In conjunction with the hearing, the Department of Health and Human Services' Office of Inspector General released two new reports on CMS oversight of its Medicare Part C (Medicare Advantage) and Part D (Prescription Drug) contractors. One OIG report found that while CMS regularly reviews Part C reporting requirements data, its follow-up and use of the data are limited. The second OIG report revealed that more than half of Part D plans did not voluntarily report fraud and abuse data.

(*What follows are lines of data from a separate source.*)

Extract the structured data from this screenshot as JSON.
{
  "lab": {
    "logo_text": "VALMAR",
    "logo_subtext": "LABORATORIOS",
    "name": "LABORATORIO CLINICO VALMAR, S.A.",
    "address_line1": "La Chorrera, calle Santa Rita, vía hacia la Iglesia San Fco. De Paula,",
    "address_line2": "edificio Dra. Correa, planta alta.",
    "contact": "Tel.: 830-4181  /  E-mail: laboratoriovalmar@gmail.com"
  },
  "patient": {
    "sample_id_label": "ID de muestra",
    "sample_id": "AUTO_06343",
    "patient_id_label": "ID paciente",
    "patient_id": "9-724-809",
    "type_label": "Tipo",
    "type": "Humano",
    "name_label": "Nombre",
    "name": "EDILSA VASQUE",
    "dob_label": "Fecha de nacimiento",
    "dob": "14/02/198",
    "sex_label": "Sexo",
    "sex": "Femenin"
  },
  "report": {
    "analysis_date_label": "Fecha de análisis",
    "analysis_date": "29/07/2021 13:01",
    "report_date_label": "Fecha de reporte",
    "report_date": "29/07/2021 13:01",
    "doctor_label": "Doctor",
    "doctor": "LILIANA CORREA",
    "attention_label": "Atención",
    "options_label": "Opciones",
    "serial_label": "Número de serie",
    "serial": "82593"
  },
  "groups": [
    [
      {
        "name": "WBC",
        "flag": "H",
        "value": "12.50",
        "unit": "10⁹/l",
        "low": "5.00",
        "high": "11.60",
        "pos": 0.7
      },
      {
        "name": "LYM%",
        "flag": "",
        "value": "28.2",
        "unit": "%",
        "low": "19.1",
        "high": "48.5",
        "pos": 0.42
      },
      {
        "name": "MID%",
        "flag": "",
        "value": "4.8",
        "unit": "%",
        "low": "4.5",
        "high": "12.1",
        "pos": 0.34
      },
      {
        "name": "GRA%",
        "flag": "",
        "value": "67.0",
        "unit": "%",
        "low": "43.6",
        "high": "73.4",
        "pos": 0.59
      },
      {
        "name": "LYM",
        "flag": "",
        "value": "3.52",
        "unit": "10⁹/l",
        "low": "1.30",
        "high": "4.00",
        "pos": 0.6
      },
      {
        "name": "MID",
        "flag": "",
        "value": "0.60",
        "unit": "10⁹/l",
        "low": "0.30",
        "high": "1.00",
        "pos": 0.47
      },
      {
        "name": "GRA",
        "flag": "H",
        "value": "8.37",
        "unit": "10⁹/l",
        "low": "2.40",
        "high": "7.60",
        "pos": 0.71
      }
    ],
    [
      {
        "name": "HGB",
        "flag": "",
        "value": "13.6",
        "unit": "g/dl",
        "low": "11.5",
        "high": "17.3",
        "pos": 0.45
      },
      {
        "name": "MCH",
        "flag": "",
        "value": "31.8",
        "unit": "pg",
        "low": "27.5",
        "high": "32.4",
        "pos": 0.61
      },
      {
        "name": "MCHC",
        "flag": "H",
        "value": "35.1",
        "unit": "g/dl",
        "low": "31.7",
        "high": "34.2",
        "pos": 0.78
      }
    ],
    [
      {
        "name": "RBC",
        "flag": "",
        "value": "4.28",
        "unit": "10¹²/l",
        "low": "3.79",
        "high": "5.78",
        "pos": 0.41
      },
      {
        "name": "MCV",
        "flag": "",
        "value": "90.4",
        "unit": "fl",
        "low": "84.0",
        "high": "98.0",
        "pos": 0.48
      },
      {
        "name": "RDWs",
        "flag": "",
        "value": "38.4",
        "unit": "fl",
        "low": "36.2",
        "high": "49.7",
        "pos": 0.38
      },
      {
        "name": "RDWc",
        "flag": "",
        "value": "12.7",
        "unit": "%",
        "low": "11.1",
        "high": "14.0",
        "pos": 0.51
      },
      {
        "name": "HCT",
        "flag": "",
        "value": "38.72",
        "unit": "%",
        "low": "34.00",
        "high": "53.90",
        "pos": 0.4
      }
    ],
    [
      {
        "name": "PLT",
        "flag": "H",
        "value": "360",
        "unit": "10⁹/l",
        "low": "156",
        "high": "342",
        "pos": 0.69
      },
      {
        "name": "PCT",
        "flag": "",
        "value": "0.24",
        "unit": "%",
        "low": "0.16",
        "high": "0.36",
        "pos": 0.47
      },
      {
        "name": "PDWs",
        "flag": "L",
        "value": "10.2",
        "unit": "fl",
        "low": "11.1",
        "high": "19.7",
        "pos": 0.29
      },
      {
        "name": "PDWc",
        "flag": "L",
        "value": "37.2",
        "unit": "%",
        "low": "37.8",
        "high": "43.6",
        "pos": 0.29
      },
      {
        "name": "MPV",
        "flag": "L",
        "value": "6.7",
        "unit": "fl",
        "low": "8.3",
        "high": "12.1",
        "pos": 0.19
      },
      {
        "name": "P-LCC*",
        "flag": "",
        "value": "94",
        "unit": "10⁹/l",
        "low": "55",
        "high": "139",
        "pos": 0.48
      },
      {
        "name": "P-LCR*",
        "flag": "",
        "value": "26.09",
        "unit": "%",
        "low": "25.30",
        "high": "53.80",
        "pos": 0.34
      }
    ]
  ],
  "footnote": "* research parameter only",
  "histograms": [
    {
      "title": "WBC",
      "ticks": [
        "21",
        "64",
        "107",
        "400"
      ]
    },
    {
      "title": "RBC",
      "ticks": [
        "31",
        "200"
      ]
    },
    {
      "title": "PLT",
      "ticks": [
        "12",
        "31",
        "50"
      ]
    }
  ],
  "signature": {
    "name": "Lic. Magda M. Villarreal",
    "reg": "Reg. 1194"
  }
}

"The OIG has found that CMS does not leverage data to improve oversight, does not investigate variation in data across contractors, does not address underperforming contractors timely and required corrective action plans, and does not share information with beneficiaries and other stakeholders that could assist anti-fraud efforts," testified Robert Vito, Regional Inspector General for Evaluation and Inspections at the OIG.
Subcommittee Chairman Rep. Joe Pitts (R-Penn.) cited HHSs Fiscal Year 2013 Agency Financial Report which disclosed an improper payment rate for Medicare fee-for-service of 10.1 percent last year. "Adding in the improper payments for Parts C and D, with error rates of 11.4 percent and 3.1 percent, respectively, improper payments totaled over $49.8 billion," said Pitts.
Rep. Frank Pallone (D-N.J.), Ranking Member of the Subcommittee, argued that CMS is ultimately responsible for overseeing all of the contractors' performance and conducting regular oversight of Medicare plans.
"Two OIG reports that were released today note significant concern with reporting of fraud and abuse incidence in the Medicare Advantage and Part D programs. There's wide variability in reporting and many have failed to report any potential fraud and abuse incidence at all," said Rep. Henry Waxman (D-Calif.), Ranking Member of the House Energy and Commerce. "CMS needs to do a better job managing the private insurance companies that participate in Medicare."